A Mexican court has granted home admission to a drug lord, 76, who was suspected of the murder of a DEA agent

www.dailymail.co.uk, September 12, 2022
Miguel ngel Gallardo (left, inset), the notorious former drug lord whose cartel was responsible for the 1985 death of Drug Enforcement Administration (DEA) agent Kiki Camarena, a Mexican court has granted home confinement. Félix Gallardo (right), also known as 'The Boss of the Bosses' and 'The Godfather,' has been in jail since 1989 for the abduction and murder of Camarena. In 1989, a judge sentenced the 76-year-old to 40 years in jail for offences involving firearms use and bribery. However, a court found him guilty of the special agent's murder and gave him a 37-year sentence in 2017.

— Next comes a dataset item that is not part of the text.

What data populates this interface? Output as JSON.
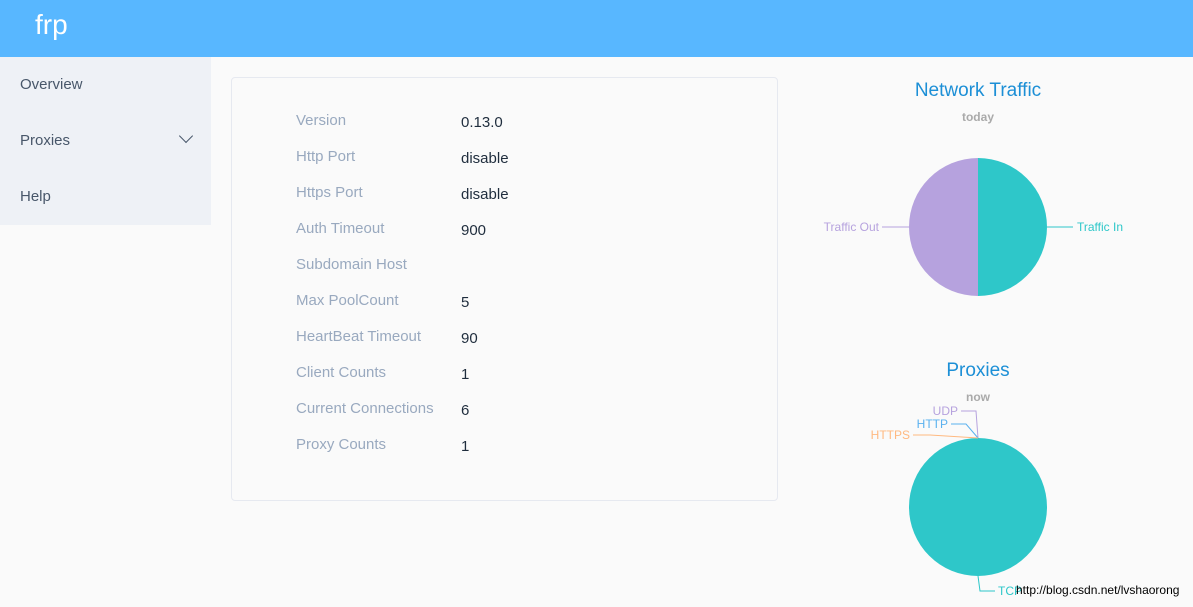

Mexico has received a request from a US extradition for a notorious drug lord connected to the assassination of a 1985 DEA agent

www.dailymail.co.uk, August 16, 2022
Rafael Caro Quintero, who is accused of the 1985 murder of DEA agent Kiki Camarena, Mexico President Andrés Manuel López Obrador, has filed a request for his extradition, according to Mexico President Andrés Manuel López Obrador. The petition comes a month after security forces arrested the 69-year-old infamous drug lord in Sinaloa's northwestern state. Caro Quintero was arrested in Choic, Sinaloa, almost a decade after being released from jail and returned to heroin trafficking, but not in the same manner as he shared the defunct Guadala Cartel's control.